5.  Go with your gut: I’ll paint the picture for you: You’re walking down the street holding a snow cone, and all of a sudden you think, “I want to write about unicorns and how they really do exist!” You then stop yourself and think that writing about unicorns is the wackiest, most outrageous thing you could ever do. You tell yourself that readers are going to think that you are out of your mind, and perhaps unfollow you after they read your infamous unicorn post. 

Stop that right now. No matter what the idea is, go with it. You will find that sometimes even the wackiest ideas can help shed light on other issues and be connected with the world around you.

Side note: I tried to come up with a way to make unicorns relative for five minutes. If any of you came up with something, please share in the comments below.

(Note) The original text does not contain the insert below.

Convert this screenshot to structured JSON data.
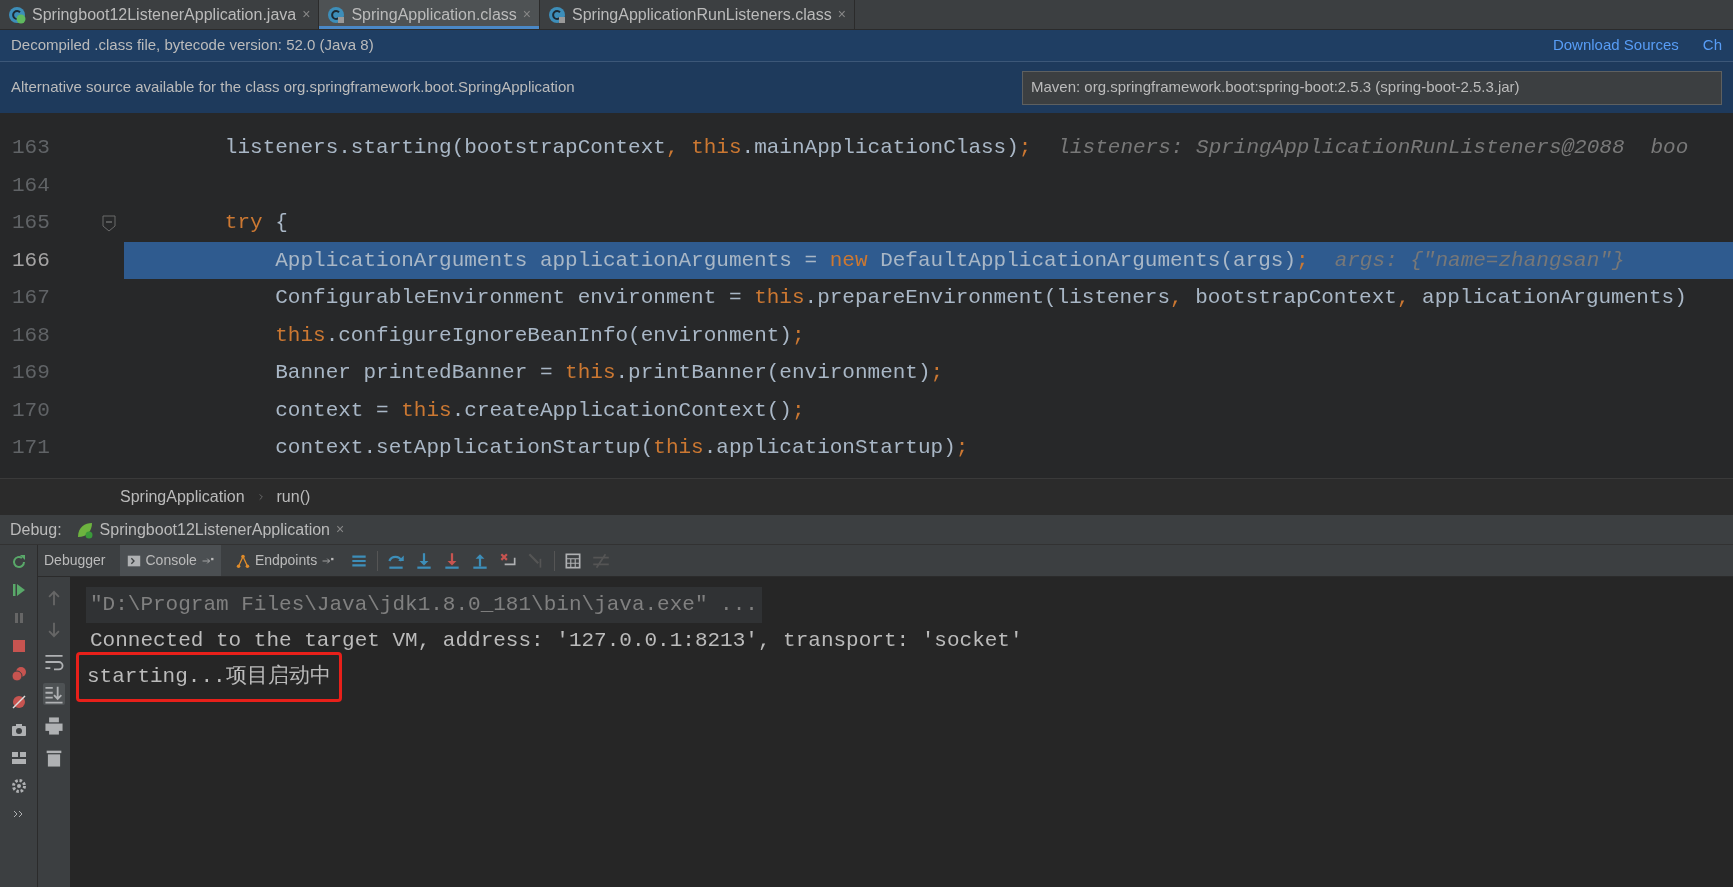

I hope these tips are useful, and, if fellow bloggers have any other ideas, please share! I’d love to add it to my list!

Make the Time

Writing isn’t easy. Every writer can attest to this. Trying to put words on paper (or in my case, in a text box) in an eloquent, and meaningful manner can be maddening at times. We have so much to say, but have no idea how to say it. Quite often,  I sit in front of my computer screen and write a couple paragraphs that I think are extremely enlightening,  or seriously on to something magical, and then, seconds after, they infuriate me, and I practically jab the backspace button with my palm until those thoughts disappear and I have a nice clean slate. Then, the cycle continues.

What do I want to write about? That’s the eternal question, folks. I’ve been struggling with finding this answer since July. It was in July when I logged on to this page and realized I haven’t touched it in over a year. A year! What excuse did I have? I didn’t have one. I just couldn’t find the time.

But, seriously. Who has the time? No one, really. If you know that person, I’d like to meet them and give them a firm handshake. If everyone had the time, we would be able to accomplish so many tasks. I personally would be a virtuoso, have a few novels under my belt, and successfully completed the  American Library Associations’ 100 Best Novels list. Not even close. If there is something that I have accomplished, however, it is the realization that you need to make time for yourself.

That sounds a lot simpler than it really is.

Finding that motivation is tough; after a 40-hour work week accompanied with gym sessions, housework, and other daily duties, it’s really tough to say: “OK–time to sit down and write about something illuminating that will make me feel accomplished!”

Do you really want to find the time for it? You already brained enough that day. You don’t want to sit down and rotate those sputtering cogs in your brain and churn something out that you’ll probably hate in the morning. What’s the point?

Nike said it, so I’ll say it too: just do it. That was lame, but it’s true. Finding the time, even scheduling the time will make you feel accomplished at first, and then so much better after you do it. Do it for yourself. Nothing is more important than your happiness. If you want to write, write. If you want to read a book, open up a dang book. You’ll be happy you did.

This blog is going to be a free, open space where I will write about whatever jumps at me in the moment. A majority of this blog will be about writing and reading, with plenty of William Zinsser quotes. Also, get ready for some book reviews, my thoughts on women’s issues, human rights, and some random posts in between. Woo!

If you’re lucky, I might even share some passages from the book I’m working on! But, let’s not get too ahead of ourselves, I haven’t even started that yet.